Comment Re:Desktops becoming more relevant, mobile is a ni (Score 1) 249

"However, I think the idea that firefox will become irrelevant if they do not make their way onto mobile is dubious, because desktops will remain the primary means of computing, for many reasons."

I can't claim to have read the entire comment, but this is close enough to the comment I was going to make. Basically, I see mobile phones, and their presently non-desktop OSs as a temporary thing. I mean, can't we all agree, that 20 years from now, we'll probably be wearing some device on our body, smaller than current mobile phones, but more powerful than our current desktops? While mozilla's strategy here may be the right one, I don't think it's ridiculous to believe that they could just sit the whole android/iOS era out, and wait for the day when mobile phone computing devices effectively re-integrate with the traditional desktop devices. Eh... just a kind of zen thought that occasionally just sitting and doing nothing is a more effective strategy to conserve energy and sanity, than chasing some new fad and wasting your energy in the process.

Comment Re:Short answer... (Score 2) 371

"Believe it or not, the way to fix the problem is to create more sweat shops in China."

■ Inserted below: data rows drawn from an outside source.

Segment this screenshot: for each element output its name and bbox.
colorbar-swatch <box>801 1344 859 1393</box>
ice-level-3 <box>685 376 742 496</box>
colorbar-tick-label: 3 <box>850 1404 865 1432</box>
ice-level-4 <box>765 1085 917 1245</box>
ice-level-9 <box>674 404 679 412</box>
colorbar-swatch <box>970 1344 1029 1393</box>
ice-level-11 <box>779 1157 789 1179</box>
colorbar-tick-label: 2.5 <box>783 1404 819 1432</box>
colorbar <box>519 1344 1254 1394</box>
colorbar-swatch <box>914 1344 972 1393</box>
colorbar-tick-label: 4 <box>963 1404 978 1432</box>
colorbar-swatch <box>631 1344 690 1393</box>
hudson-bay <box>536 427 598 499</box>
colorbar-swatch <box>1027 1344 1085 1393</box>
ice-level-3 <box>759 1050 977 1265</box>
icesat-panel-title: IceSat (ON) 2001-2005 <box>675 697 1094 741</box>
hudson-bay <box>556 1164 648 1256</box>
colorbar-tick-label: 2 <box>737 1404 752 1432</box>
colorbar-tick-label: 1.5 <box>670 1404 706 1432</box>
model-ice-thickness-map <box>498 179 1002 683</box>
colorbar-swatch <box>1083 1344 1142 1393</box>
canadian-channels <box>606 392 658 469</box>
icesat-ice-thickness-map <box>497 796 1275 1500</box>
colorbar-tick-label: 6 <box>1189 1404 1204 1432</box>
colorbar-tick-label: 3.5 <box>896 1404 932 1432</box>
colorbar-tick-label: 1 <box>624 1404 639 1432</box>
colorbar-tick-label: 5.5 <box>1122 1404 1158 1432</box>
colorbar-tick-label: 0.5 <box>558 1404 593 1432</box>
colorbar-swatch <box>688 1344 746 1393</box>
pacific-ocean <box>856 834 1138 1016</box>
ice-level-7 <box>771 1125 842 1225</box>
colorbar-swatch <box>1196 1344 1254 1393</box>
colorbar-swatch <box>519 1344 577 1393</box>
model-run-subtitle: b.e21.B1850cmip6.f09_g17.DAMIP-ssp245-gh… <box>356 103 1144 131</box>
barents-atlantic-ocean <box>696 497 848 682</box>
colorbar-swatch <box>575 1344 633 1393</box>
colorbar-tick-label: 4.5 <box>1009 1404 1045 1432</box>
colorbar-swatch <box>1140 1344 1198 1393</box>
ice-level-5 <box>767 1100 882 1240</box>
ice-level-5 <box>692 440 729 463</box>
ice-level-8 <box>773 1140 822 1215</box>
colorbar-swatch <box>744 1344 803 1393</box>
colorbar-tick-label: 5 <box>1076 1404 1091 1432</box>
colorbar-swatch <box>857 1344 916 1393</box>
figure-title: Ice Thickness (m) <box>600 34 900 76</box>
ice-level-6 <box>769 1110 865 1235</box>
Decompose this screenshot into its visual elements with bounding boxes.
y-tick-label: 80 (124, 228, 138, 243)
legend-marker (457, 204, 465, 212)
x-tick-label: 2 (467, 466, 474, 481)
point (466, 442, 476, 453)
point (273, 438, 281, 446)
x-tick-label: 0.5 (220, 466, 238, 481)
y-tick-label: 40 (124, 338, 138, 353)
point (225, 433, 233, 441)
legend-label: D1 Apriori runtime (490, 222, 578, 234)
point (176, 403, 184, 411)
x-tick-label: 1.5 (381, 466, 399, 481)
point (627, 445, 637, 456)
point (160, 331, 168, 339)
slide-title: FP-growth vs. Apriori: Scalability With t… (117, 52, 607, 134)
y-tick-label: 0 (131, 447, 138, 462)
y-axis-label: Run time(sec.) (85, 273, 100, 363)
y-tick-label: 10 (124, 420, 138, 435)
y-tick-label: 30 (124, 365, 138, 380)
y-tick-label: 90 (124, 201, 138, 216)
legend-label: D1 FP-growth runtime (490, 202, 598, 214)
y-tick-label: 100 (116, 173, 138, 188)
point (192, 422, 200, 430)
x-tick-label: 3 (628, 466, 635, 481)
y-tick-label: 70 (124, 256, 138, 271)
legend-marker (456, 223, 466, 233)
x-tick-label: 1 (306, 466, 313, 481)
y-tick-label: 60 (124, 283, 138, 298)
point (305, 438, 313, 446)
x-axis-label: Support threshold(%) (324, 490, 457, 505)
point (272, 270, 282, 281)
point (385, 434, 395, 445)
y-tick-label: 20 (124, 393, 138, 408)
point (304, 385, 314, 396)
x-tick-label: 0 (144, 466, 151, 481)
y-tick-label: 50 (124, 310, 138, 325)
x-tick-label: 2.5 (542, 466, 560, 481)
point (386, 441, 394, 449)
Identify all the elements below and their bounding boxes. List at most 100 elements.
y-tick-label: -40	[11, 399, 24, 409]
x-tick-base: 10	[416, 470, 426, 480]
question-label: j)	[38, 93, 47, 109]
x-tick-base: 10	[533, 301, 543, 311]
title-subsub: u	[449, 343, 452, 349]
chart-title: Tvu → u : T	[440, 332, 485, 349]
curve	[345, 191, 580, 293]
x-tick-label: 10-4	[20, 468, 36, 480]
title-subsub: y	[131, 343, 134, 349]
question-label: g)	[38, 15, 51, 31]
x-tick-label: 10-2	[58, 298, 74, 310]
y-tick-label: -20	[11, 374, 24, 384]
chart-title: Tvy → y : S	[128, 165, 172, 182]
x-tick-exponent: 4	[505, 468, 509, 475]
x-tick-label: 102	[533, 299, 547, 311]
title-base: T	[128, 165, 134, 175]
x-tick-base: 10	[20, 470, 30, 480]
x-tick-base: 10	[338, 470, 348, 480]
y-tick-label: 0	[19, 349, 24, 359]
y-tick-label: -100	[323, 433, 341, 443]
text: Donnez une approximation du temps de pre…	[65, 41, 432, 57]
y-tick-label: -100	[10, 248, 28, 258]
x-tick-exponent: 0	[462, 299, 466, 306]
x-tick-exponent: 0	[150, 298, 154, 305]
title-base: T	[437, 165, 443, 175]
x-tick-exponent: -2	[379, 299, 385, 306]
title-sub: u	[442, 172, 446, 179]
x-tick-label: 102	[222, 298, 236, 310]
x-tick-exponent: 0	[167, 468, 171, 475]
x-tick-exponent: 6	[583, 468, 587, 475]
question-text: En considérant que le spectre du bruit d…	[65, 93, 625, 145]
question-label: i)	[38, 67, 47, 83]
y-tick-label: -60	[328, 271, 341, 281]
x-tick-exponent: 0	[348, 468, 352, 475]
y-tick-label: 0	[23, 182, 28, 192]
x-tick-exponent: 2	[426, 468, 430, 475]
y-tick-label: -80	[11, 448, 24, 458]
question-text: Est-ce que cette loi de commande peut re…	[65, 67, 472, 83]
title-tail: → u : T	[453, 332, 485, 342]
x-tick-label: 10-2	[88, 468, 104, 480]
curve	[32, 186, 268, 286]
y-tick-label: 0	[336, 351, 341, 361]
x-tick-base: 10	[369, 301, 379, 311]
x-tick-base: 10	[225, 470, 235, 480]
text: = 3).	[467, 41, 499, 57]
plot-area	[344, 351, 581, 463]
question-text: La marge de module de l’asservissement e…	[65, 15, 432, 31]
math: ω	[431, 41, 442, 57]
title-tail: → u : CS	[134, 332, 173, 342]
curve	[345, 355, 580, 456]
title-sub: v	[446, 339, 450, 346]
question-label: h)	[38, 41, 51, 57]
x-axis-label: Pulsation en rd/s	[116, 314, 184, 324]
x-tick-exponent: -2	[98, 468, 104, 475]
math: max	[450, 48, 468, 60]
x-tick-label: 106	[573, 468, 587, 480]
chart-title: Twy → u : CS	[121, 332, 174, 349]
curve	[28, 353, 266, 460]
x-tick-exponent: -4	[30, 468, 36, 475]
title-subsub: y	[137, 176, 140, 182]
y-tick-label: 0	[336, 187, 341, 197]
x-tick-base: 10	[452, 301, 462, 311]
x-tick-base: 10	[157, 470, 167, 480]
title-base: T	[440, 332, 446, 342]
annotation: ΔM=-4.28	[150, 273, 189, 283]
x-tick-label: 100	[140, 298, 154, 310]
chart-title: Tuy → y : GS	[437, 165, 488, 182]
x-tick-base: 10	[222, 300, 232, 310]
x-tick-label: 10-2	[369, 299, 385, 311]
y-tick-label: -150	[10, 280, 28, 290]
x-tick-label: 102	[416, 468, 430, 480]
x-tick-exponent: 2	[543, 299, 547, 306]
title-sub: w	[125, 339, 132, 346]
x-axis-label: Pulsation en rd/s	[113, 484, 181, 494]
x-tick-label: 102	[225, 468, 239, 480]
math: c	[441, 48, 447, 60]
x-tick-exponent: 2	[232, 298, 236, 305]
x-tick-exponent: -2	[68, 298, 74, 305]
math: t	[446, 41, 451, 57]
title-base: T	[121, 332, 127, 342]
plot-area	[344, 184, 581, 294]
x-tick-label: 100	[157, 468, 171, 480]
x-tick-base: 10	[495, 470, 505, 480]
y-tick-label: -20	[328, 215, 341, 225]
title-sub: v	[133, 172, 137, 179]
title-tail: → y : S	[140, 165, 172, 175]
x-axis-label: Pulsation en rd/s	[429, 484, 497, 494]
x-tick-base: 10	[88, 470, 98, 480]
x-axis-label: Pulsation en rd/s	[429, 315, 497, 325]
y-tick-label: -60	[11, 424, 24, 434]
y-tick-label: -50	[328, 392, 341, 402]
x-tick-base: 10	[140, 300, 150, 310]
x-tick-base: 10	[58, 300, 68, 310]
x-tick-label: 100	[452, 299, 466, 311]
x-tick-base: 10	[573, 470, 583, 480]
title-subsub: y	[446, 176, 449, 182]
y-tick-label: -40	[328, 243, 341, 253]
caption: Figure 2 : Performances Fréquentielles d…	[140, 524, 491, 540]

You have been infected with an evil meme. You propose fixing something evil, by expanding it. There is another answer- Buy less shit you don't need. And when your gut reaction is that you really need that new smartphone. Think again. If you still think you need it, THINK AGAIN. But that is only part of the solution. The other part, is to use any and every means necessary to secure all the citizen's of the world, those rights enshrined in the first ammendment to the constitution of the United States of America. When all citizen's have freedom of speech, freedom of religion, and the freedom to become journalists exposing harsh working conditions, then THAT will be the foundation that solves this problems. More sweatshops is NOT the answer. More freedom of speech, and freedom to redress grievences with your government and employers, is the answer.